Mrs. Umoh, who lives n Mbiabong, explained that most of the boys use the dilapidated structures and unfinished buildings at the abandoned Uyo Ultra-Modern International Market on the Ring Road 3, for their activities. They also make use of the roadside shops that have no lights.

However, Mrs. Chinyere Ukwu, a roadside trader along Ring Road 3, said, I can’t actually ascertain that the girls come here for prostitution. Even though I do see secondary school girls coming here and laughing with boys who hang around here, I’m not sure they are prostituting with them; that I can’t tell. As a mother, I know these girls might be of secondary school age, but Im not sure, and I dont watch what is happening behind me. I’m doing my own business. In the evening, I close and go home.

She raised the issue of insecurity with the non-indigenous boys, noting, For the Hausa boys who are doing the wastes business here, to me, it is part of security. The bad boys in this area believe the Hausas are always armed with daggers and ready to fight and shed blood. They dont sleep; they are always outside. Thats why most timesthe indigenous bad boys avoid them. Because of that, my business here is safe.

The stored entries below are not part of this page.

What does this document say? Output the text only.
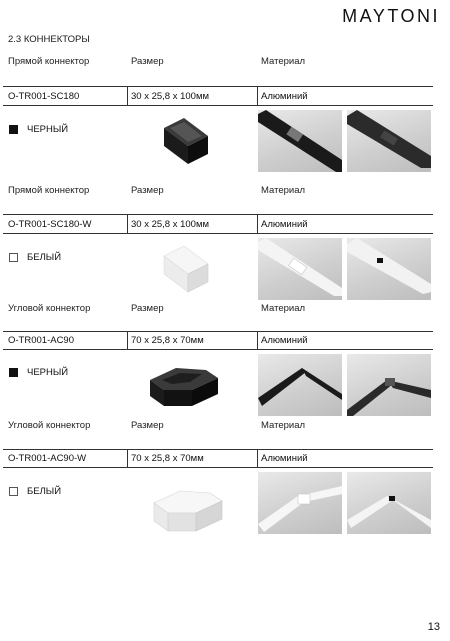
MAYTONI
2.3 КОННЕКТОРЫ
Прямой коннектор	Размер	Материал
O-TR001-SC180	30 х 25,8 х 100мм	Алюминий
ЧЕРНЫЙ
Прямой коннектор	Размер	Материал
O-TR001-SC180-W	30 х 25,8 х 100мм	Алюминий
БЕЛЫЙ
Угловой коннектор	Размер	Материал
O-TR001-AC90	70 х 25,8 х 70мм	Алюминий
ЧЕРНЫЙ
Угловой коннектор	Размер	Материал
O-TR001-AC90-W	70 х 25,8 х 70мм	Алюминий
БЕЛЫЙ
13
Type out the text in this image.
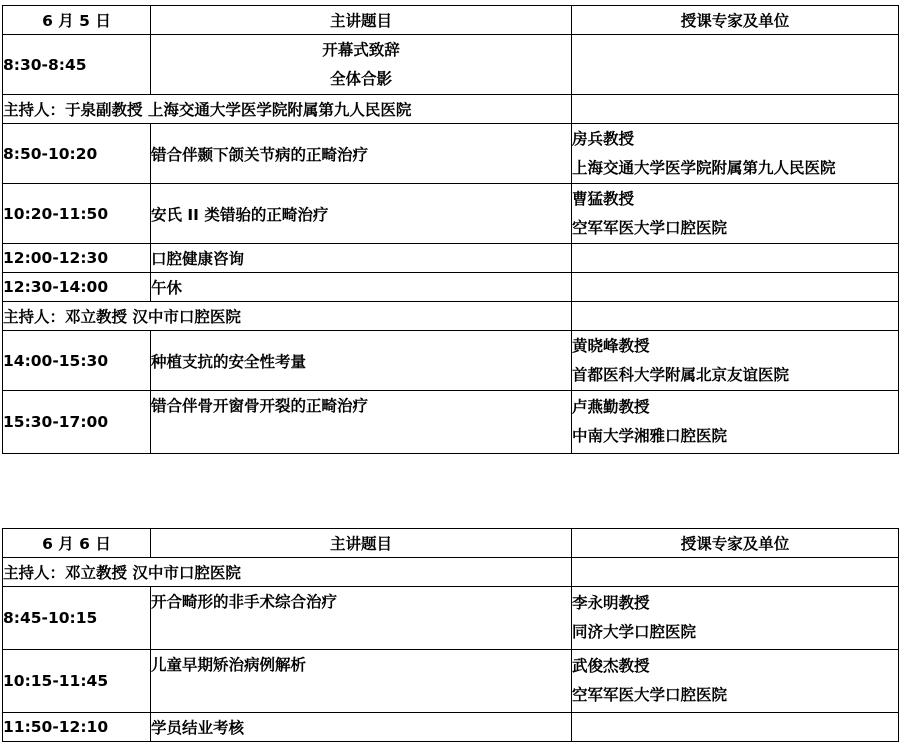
6 月 5 日	主讲题目	授课专家及单位
8:30-8:45	开幕式致辞
全体合影	

主持人：于泉副教授 上海交通大学医学院附属第九人民医院		
8:50-10:20	错合伴颞下颌关节病的正畸治疗	房兵教授
上海交通大学医学院附属第九人民医院

10:20-11:50	安氏 II 类错骀的正畸治疗	曹猛教授
空军军医大学口腔医院

12:00-12:30	口腔健康咨询	
12:30-14:00	午休	
主持人：邓立教授 汉中市口腔医院		
14:00-15:30	种植支抗的安全性考量	黄晓峰教授
首都医科大学附属北京友谊医院

15:30-17:00	错合伴骨开窗骨开裂的正畸治疗	卢燕勤教授
中南大学湘雅口腔医院
6 月 6 日	主讲题目	授课专家及单位
主持人：邓立教授 汉中市口腔医院		
8:45-10:15	开合畸形的非手术综合治疗	李永明教授
同济大学口腔医院

10:15-11:45	儿童早期矫治病例解析	武俊杰教授
空军军医大学口腔医院

11:50-12:10	学员结业考核	
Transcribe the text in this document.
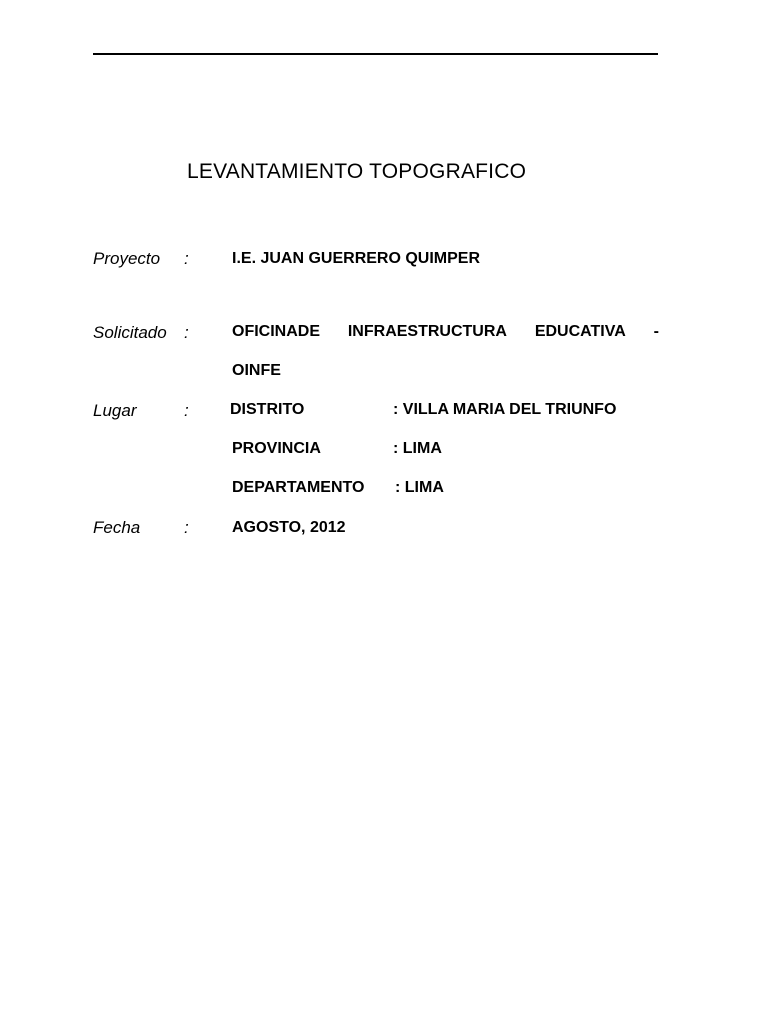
LEVANTAMIENTO TOPOGRAFICO
Proyecto :	I.E. JUAN GUERRERO QUIMPER
Solicitado :	OFICINADE INFRAESTRUCTURA EDUCATIVA -
OINFE
Lugar	:	DISTRITO	: VILLA MARIA DEL TRIUNFO
PROVINCIA	: LIMA
DEPARTAMENTO : LIMA
Fecha	:	AGOSTO, 2012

She stated further that in Mbiabong Etoi, the Hausa boys do not vandalise properties, but the indigenous youths do, and bring the vandalised materials to the Hausas for sale. Those who do are in partnership with the people here. Anything you bring to them, they will buy.

I’ve noticed that they are not the main people who vandalise people’s properties, but they buy from the vandals. I used to see guys coming to harass them, mostly with someone who sold iron materials to them. Somebody stole something and sold it to them and when uncovered, they will bring the person here to identify who bought the stolen items for recovery.

They will buy it, but if it backfires, they will return and get their money back. They know that the business is risky, but they can’t stop doing it. Plastics and cartons are wastes, but iron can’t be wasted, so they know that some of the iron and steel brought for them to buy are stolen, said Mrs. Chinyere Ukwu.

“For instance”, she continued, “a few days ago, a driver came with a company’s truck hiding iron rods under the tank. From the way he brought out the iron to sell, I knew it was stolen because it was hidden under the company’s truck, she added.

“There was a day someone brought a minibus door and sold it to them in the morning. Later in the afternoon, I saw almost ten motorbikes with three persons on top of each. I was afraid, but they came with someone who had come with the minibus door in the morning.

“When they saw the guy who came with the door in the morning, they returned the minibus door to them. That happened because they were about to break the door to pieces”, she narrated.

But the Police Public Relations Officer (PPRO), DSP Timfon John, in a phone conversation with our reporter, denied the claim that the police were extorting money from the waste vendors, and acknowledged hearing such information for the first time. She promised that the Command would investigate to ascertain the true position.

Further findings by our reporter show that any materials brought to the condemned iron site is reduced to pieces beyond recognition within minutes, particularly if such items include freezers, generators, pots, and steel.

“If your items are stolen and you act quickly, you will get them back. If they are broken into pieces, you will not be able to identify them again”, Mr. Mfon Utuk had confirmed.

A visit to the abandoned ultra-modern international market in Mbiabong Etoi revealed shanty huts and waste sites in different locations within the space now overgrown with weeds and grass.

The market was initiated by Alvard and Moore Services Limited in partnership with Akwa Savings and Loans Limited under former Governor Udom Emmanuels administration through a public-private partnership (PPP).

It was proposed to have a total of 4,644 shops and warehouses classified by sizes as giant, big, medium, and small, on a total landmass of 22.39 hectares.

Sadly, the Udom Emmanuel administration failed to complete it, and abandoned the project, which has become a den of all manner of criminals, thereby posing as a security risk haven to the residents in the area.